A Culinary Tour of Tunisia


Of all the North African countries, Tunisia feels the most European. There are those wide tree-lined boulevards in the capital, Tunis, edged with outdoor cafes. There is the French (and a little Italian) influence in the language and the food.

There is a relaxed feeling in the air – most people wear western dress, alcohol is not an issue (in fact, Tunisians make some excellent wines though they are only available within the country) and everyone speaks French as well as Arabic (and quite a lot of English).

And, given it’s just a two and a half hour flight, this makes it a very reasonable destination if you fancy a bit of winter sun. It won’t be boiling – upper teens or low twenties are the norm during the months that are coldest in the UK – but then it does have rather more to offer than being splattered against a lounger for a week or two.

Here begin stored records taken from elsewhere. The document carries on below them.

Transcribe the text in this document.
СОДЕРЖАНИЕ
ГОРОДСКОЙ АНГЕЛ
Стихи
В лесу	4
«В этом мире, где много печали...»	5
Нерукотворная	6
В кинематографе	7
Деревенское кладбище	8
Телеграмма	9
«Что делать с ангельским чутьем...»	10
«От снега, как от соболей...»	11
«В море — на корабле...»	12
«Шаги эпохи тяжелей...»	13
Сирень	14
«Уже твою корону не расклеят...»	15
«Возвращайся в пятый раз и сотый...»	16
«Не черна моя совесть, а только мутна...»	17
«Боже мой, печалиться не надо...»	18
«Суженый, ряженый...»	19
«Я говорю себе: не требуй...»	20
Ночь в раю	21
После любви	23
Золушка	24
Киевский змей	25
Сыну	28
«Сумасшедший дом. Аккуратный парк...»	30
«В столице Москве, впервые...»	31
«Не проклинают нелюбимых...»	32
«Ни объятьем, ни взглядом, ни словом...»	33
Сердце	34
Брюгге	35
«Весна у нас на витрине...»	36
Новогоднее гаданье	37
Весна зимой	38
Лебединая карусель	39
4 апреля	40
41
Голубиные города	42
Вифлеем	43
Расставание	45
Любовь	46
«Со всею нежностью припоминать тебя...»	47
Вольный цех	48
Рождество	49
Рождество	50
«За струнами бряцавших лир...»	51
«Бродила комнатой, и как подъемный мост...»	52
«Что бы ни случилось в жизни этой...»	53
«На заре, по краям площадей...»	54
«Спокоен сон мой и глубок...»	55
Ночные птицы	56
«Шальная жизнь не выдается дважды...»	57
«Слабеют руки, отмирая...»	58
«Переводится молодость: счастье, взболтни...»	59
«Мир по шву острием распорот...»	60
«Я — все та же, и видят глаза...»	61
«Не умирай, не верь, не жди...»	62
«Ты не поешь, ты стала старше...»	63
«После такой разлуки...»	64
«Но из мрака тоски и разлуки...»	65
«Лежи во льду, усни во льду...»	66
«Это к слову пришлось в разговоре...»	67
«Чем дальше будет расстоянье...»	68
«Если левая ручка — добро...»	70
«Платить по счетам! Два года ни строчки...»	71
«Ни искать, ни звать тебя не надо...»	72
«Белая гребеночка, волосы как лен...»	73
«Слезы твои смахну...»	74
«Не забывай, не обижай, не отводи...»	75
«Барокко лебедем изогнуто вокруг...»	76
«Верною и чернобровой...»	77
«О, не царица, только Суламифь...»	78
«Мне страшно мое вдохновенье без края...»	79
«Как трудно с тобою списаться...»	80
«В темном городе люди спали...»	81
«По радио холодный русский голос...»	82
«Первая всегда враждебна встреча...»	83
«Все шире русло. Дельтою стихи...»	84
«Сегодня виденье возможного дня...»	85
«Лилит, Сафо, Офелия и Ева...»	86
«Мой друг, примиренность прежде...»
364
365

This is not to say there aren’t some excellent resort hotels along the coast (there’s a wide choice of four and five stars) but it would seem a shame to miss out on all that culture and food. Tunisia prides itself on its food – not just the inventiveness of its cuisine but also the fact that it’s super fresh. You get the idea pretty quickly in the Marché Central in Tunis.

There are mountains of fruit and vegetables (they fed a great deal of the Roman empire a couple of thousand years ago) and the fish market is a thing to behold. Did I say fresh? Eels slither, escargot wave their tentacles at you and fish do back flips on the counter.

Hardly surprisingly, then, when I got to Dar Bel Hadj, deep in the Tunis Medina, I ordered the fish. This is a restaurant that had been a rather grand private house and is riad-shaped with the main dining area in the courtyard, open to the sky in the summer but with a cover in the winter (just in case of a shower). It’s a charming spot, with beautiful tiles, elegant archways and delicate latticework. It’s not a million miles (literally and figuratively) from the Alhambra.

Tunisia – just like the rest of us – has celebrity chefs. One of the most famous is Rafik Tlatli whose restaurant in Nabeul is, rather curiously, named Slovenia (in honour of his Slovenian wife). His cooking, though, is definitely Tunisian and he’s a TV star, to boot. So, being used to demonstrations, he didn’t cook the local speciality, Ojja, in the privacy of his restaurant kitchen, he did it before my very eyes so I could recreate it at home.

Ojja is Tunisian comfort food and often cooked at home and its main ingredients are eggs, tomatoes, peppers and spices (most definitely including harissa) and Merguez sausages. This is definitely not an omelette and it was utterly delicious though, when I get back to my own kitchen, I might go just a little easier on the spices.

At the other end of the culinary spectrum, there is Tunisia’s famous street food, brik. You can order this in a restaurant and it’s on offer in most or you can buy it from a fast-food stall and eat it in the street. It looks a bit like a Cornish pasty but there are two surprises in store if that’s what you are expecting.

The first is that harissa – Tunisia’s ubiquitous spicy sauce is mixed in with the onion, parsley, tuna or chicken. The second one is the egg. It goes in with the rest of the filling raw and is cooked when the filo pastry wrapping is deep fried. It comes out runny – you have been warned.

Up in Sidi Bou Said (and this has my vote for North Africa’s prettiest village) they are famous for their Bambalounis. This is essentially a deep-fried doughnut that you eat very hot and, for extra calories, you can have it coated in icing sugar too. Sidi Bou Said is picture perfect, high on a hill looking down over Tunis and Carthage, it’s all cobbled streets and white houses with sea-blue doors, railings and shutters. It’s gorgeous any time but sitting in one of the outdoor cafes or restaurants at sunset overlooking the sea is particularly special.

Eat your way around Tunisia? I can think of worse ways to spend the winter.